Вскоре опять влезли в облачность, и чем ближе подходили к району посадки, тем плотнее она становилась. Началась болтанка, обледенение. Наш больной чувствовал себя очень плохо, но снизиться мы не могли, поскольку не знали, что лежит под нами. А вдруг машину ветром снесло к горам Принс-Чарльз или на восток — к Дейвису?! Не видя «земли», снижаться нельзя, а радиовысотомер над ледником дает большую погрешность.
Я снова бросил взгляд на приборы — топлива остается все меньше, а где мы летим, Бог знает. Но вот наш бортрадист услышал Шубина. Он сообщил, что в районе «Дружной-4» погода пока хорошая, но где она — эта база? Наконец увидели небольшое «окно» в облаках и по спирали начали осторожно в нем снижаться. Вышли под облака, осмотрелись... Слева увидели горы. Нас снесло к западу, но теперь мы почти «дома», поскольку район знакомый. Больному стало лучше, на лице появился румянец, и все же я видел, что надо спешить — с горной болезнью шутки плохи. Еще час шли на небольшой высоте, пока не увидели Ил-14 Шубина. Посадка. Быстро перегрузили больного к нему, и Шубин улетел на «Молодежную». После небольшой передышки и дозаправки топливом мы тоже пойдем следом. Я встал с кресла, прошел через самолет к входной двери...

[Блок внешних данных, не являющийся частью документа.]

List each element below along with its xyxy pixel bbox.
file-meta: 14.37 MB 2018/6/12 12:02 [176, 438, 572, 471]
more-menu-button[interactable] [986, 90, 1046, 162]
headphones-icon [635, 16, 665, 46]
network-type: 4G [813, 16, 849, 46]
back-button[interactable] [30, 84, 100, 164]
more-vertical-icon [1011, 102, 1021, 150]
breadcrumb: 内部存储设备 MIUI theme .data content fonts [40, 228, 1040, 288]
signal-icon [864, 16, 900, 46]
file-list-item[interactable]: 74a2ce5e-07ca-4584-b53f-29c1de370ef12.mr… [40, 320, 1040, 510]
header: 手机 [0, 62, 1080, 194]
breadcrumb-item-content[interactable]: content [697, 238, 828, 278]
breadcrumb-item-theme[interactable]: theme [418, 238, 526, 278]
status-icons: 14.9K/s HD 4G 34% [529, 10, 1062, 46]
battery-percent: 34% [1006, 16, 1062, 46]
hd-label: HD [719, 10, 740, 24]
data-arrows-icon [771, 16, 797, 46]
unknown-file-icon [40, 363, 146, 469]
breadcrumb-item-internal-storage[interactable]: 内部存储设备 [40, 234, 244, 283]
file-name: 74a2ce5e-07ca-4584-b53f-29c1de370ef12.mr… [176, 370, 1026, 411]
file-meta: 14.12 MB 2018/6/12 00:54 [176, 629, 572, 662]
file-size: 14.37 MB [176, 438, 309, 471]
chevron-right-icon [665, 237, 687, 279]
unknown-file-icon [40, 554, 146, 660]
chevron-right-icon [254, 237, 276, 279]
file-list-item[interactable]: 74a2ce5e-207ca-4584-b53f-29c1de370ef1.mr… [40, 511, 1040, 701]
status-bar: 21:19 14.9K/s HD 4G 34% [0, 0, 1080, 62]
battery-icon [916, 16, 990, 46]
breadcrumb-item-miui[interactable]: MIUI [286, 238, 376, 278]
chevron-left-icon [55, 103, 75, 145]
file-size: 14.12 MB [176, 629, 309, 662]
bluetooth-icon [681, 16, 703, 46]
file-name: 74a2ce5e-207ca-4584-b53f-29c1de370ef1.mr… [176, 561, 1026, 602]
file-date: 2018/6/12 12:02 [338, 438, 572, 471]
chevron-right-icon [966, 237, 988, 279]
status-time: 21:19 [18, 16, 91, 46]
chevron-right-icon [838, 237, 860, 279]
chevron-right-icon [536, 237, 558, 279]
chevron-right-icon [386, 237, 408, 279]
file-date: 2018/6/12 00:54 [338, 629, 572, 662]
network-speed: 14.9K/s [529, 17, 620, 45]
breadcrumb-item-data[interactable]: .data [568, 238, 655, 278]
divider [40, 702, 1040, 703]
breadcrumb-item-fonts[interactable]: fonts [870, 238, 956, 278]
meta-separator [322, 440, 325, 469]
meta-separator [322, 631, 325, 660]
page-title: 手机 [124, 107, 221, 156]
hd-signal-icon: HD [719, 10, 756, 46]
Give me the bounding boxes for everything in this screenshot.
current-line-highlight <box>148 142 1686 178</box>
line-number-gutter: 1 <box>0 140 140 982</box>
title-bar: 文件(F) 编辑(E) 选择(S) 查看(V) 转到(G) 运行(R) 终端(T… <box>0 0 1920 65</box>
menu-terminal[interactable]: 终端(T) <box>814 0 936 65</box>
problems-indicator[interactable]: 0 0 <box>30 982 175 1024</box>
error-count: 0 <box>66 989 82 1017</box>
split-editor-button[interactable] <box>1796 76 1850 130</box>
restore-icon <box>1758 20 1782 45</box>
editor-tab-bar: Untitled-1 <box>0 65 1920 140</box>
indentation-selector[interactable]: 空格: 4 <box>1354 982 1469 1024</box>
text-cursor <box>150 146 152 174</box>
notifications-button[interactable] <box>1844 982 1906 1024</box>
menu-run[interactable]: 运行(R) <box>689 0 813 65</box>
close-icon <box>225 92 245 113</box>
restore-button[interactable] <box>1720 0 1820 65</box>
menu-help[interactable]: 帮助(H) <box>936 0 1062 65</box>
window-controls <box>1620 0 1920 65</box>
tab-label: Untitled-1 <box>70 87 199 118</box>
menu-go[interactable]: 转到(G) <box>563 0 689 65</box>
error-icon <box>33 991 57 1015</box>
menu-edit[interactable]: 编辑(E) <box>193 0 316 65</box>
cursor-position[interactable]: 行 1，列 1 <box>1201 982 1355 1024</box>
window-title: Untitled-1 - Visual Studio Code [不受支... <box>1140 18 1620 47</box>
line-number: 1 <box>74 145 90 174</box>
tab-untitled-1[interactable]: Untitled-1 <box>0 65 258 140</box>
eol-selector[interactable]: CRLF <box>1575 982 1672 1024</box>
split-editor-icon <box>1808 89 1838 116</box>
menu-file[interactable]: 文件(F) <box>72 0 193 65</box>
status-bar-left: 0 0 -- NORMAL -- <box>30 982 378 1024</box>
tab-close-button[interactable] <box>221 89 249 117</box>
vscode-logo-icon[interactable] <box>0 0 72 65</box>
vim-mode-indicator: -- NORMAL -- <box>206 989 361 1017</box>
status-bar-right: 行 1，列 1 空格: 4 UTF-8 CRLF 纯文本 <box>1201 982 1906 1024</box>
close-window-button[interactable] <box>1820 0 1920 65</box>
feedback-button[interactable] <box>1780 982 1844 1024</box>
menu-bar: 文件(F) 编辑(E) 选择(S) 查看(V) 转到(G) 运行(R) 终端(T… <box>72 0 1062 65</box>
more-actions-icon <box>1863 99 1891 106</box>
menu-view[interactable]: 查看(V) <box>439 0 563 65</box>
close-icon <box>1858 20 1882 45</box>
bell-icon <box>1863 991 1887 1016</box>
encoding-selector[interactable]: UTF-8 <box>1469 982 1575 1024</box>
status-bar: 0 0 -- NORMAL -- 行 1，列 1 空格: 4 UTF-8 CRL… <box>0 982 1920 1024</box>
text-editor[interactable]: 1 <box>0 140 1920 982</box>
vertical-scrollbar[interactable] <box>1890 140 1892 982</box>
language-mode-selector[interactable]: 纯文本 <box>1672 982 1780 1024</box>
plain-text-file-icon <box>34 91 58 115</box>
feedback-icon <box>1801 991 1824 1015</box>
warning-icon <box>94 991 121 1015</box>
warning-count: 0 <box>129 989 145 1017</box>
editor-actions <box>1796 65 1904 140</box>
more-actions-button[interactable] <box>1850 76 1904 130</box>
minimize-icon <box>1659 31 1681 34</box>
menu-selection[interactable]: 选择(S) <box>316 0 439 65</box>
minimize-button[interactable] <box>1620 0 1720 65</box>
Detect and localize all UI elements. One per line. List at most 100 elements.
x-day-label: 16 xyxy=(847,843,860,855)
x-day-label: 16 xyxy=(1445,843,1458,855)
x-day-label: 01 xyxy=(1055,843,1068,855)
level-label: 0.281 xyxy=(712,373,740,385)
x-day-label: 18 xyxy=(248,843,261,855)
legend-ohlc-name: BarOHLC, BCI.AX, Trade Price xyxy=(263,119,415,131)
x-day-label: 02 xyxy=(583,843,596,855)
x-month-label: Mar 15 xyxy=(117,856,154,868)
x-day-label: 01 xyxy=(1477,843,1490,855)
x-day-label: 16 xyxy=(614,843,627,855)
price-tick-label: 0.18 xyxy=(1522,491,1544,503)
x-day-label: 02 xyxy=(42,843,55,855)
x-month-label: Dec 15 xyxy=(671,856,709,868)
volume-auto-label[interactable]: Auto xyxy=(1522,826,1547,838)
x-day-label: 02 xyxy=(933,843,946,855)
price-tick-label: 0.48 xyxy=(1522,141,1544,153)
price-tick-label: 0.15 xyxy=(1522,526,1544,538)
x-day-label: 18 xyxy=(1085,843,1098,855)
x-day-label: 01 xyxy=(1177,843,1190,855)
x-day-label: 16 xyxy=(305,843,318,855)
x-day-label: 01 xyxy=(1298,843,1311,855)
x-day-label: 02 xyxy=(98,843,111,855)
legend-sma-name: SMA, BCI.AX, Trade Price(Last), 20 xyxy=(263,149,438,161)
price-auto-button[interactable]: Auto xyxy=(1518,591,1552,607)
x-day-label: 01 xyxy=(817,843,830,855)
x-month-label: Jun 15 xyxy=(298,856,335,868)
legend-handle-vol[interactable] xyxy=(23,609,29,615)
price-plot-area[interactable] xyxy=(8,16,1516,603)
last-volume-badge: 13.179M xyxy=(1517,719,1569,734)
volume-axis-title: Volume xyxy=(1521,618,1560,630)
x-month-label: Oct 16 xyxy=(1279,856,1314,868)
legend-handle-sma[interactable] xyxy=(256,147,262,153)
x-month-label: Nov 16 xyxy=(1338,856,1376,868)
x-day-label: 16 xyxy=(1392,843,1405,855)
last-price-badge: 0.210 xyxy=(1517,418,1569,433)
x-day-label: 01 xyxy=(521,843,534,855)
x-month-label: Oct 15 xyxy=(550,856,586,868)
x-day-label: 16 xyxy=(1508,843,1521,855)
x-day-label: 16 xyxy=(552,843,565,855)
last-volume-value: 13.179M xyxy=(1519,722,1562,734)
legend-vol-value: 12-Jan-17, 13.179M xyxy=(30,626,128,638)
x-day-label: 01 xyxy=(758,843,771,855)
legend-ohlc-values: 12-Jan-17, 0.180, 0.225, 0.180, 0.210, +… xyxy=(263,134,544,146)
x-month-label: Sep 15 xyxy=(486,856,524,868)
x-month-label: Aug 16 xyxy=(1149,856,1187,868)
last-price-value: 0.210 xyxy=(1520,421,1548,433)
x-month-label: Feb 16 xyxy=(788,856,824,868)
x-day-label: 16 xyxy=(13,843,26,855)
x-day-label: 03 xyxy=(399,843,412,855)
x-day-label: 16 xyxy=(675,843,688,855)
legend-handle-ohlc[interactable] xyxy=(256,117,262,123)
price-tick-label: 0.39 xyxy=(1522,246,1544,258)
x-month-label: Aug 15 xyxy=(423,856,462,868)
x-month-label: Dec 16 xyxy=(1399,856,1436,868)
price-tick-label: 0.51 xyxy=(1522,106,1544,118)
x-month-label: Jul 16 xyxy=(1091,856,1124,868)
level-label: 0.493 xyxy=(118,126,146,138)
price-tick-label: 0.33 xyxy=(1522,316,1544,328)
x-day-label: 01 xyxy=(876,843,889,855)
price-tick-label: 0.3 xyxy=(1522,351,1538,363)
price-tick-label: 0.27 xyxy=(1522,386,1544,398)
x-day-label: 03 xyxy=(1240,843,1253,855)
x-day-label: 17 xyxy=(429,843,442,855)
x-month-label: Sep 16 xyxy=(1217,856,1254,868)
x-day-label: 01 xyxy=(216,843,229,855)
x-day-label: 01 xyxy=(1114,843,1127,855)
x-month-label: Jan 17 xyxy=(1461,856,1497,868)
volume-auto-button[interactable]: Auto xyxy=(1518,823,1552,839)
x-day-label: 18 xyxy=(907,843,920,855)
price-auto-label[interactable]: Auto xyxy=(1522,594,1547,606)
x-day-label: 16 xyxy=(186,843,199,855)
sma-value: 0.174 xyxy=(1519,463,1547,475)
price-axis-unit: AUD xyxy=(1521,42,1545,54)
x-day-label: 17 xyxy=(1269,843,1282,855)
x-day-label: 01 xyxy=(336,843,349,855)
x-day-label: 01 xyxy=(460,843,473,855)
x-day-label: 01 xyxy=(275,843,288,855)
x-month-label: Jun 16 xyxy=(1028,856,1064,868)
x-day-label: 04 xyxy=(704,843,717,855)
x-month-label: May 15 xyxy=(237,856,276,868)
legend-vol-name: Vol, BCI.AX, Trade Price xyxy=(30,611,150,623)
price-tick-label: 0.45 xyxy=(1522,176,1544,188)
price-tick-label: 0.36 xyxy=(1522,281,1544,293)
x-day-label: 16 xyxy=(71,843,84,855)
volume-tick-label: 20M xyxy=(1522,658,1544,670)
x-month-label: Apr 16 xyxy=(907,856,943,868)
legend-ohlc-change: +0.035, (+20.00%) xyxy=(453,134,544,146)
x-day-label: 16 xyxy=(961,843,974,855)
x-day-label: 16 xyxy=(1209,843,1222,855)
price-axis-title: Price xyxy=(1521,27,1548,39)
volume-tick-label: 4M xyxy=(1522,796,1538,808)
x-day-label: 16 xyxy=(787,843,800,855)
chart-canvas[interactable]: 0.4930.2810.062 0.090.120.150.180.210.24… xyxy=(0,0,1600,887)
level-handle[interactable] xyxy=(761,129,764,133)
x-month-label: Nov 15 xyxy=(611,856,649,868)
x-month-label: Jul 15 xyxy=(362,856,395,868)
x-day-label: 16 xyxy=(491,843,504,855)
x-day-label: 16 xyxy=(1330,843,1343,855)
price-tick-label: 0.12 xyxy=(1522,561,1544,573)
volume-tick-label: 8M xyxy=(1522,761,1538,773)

И вдруг дверной проем исчез в плотной серой пелене, а вместе с ним — и весь окружающий мир. Резкая боль тугим жгутом охватила голову — я понял, что ничего не вижу. Держась за панель, присел на пол. «Только не поддавайся панике, — сказал я самому себе. — Передохни, может эта слепота уйдет так же, как и пришла». В самолете кроме меня никого не было, я слышал голоса ребят, которые доносились словно откуда-то издалека. Многочасовое напряжение всего существа и кислородное голодание сделали свое черное дело. На какое-то мгновение меня охватил страх — только человек, который теряет зрение, может понять, что это такое. Я постарался успокоить себя, закрыл глаза. Сколько так сидел, не знаю — скорее всего, несколько минут, но мне они показались годами. Когда снова взглянул на мир, он начал выплывать, как из тумана, — проем двери, бочки с топливом, люди, копошащиеся у них... «Врачи правы, когда говорят, что такие полеты лежат за гранью человеческих возможностей, — подумал я. — Жаль только, что в Антарктиде без них не обходится ни одна экспедиция». Я поднялся и стал осторожно спускаться по стремянке. После заправки вернулись в «Молодежную». Еще на подходе к ней нам сообщили, что больного мы выхватили у Антарктиды у самой грани, за которой — небытие. Но теперь он будет жить.